Often, we don’t take the time to analyze our feelings. We feel jealous because someone else got what we wanted. Someone else achieved their dream while we are stuck in an unsatisfied job. This difference between our dreams and our reality makes us feel jealous or envious of anyone who gets to live their dreams.
This difference gives a comparison to the chance of working as a thief of joy. We can use these emotions for our benefit by recognizing gaps that cause them and then filling that gap by fulfilling our dreams.
Comparison among humankind is not new, and it certainly is not the fault of social media. Comparison is like a two-way street. It can motivate you, or it can depress you. Comparison is a thief of joy only when we let it happen.
It’s true that social media have elevated the level of comparison, but that does not mean that comparison was not there when there was no social media. Comparison is inherent in our society.
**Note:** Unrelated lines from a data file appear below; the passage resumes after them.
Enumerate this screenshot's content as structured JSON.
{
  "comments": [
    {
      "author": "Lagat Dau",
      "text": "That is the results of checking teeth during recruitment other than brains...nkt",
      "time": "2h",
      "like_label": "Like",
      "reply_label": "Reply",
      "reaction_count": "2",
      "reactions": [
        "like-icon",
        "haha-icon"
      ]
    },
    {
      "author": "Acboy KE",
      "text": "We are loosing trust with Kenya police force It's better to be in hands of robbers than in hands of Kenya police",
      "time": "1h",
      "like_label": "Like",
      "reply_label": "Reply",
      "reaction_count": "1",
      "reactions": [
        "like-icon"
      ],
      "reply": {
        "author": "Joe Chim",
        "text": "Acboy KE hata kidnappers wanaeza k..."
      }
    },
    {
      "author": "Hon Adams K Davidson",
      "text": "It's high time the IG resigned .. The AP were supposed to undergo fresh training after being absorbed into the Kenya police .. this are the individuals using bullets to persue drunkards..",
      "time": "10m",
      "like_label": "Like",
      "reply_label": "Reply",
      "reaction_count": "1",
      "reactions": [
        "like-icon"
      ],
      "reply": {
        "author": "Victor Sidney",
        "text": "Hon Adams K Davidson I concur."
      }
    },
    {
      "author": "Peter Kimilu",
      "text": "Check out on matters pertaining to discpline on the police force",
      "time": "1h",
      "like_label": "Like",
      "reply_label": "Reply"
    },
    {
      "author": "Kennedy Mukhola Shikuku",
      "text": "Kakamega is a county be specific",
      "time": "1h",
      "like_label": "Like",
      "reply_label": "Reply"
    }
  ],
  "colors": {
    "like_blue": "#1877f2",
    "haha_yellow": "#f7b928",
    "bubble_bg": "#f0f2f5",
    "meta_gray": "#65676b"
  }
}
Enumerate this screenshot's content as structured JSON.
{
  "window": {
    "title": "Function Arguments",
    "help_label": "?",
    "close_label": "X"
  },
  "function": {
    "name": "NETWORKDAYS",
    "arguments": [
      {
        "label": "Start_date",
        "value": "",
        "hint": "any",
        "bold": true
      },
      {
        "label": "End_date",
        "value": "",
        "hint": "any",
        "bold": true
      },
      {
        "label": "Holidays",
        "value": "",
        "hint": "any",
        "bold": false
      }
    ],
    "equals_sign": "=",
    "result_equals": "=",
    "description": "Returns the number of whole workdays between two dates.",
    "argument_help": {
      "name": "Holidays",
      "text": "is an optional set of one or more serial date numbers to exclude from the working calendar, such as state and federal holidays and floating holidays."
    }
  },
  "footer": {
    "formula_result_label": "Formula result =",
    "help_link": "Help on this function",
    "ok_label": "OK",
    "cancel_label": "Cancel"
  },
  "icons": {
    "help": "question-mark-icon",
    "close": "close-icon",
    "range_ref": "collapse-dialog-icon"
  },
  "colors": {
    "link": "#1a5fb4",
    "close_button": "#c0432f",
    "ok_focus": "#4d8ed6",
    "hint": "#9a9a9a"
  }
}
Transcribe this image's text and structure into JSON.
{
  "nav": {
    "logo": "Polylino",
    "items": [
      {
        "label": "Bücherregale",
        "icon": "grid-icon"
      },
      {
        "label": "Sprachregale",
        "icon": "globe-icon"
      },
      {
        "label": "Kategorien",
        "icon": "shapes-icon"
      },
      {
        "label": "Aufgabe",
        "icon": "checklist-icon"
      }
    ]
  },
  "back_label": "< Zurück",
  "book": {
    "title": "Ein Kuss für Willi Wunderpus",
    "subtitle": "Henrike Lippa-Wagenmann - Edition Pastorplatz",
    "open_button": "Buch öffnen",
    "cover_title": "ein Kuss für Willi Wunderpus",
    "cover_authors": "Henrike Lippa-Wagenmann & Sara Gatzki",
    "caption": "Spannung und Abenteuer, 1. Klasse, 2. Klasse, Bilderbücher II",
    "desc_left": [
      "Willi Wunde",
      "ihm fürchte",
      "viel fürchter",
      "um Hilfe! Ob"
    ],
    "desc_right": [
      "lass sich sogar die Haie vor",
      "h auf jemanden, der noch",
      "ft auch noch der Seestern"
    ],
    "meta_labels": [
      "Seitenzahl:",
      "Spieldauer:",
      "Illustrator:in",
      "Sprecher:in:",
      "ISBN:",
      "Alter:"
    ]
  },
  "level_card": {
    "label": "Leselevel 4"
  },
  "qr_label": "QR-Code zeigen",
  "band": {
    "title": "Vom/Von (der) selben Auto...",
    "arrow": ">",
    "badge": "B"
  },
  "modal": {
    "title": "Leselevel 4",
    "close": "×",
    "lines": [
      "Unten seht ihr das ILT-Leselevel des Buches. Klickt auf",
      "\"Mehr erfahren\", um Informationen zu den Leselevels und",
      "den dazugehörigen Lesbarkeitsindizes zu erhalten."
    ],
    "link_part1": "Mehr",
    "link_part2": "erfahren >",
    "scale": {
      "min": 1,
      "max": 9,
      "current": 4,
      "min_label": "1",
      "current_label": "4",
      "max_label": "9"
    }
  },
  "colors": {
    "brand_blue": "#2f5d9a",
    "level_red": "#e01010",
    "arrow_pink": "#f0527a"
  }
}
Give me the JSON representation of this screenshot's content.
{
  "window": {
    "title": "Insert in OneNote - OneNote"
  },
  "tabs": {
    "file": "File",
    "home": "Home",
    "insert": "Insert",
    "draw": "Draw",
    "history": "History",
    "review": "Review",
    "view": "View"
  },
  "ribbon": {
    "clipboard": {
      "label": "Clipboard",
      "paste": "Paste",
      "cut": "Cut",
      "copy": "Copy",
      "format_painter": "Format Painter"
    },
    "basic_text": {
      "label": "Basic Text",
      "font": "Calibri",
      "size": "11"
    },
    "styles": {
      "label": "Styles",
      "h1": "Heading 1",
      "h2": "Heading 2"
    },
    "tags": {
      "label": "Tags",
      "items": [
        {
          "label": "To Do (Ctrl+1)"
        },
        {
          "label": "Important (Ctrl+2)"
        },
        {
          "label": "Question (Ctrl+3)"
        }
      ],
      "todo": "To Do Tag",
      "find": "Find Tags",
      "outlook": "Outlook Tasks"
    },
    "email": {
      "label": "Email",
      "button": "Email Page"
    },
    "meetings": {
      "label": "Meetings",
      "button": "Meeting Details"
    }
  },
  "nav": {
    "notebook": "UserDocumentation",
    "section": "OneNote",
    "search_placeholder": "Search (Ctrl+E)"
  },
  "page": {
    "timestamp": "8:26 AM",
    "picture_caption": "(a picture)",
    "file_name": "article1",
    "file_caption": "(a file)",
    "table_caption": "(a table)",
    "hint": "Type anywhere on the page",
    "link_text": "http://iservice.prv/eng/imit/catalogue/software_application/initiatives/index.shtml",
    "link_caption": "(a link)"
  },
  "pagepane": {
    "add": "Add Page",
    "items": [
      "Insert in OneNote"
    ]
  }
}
So, it would be completely wrong to blame social media for comparison. Instead, to lower the negative effects of comparison, to stop comparison from becoming a thief of joy for us, we must follow some tips mentioned above like gratefulness, abundance mindset, realizing our uniqueness, and living in reality rather than all consumed in dreams. We must find ways that stop comparison from becoming a thief of joy.
While we should not compare ourselves with anyone, similarly, we must not compare our children with others. We must realize the gravity of unfavorable comparisons.
We must realize that comparison will work for them also as a thief of joy. If we won’t compare our children with others, there is a high possibility that they will not grow up comparing themselves with others as we did, and for the comparison will not prove to be a thief of joy.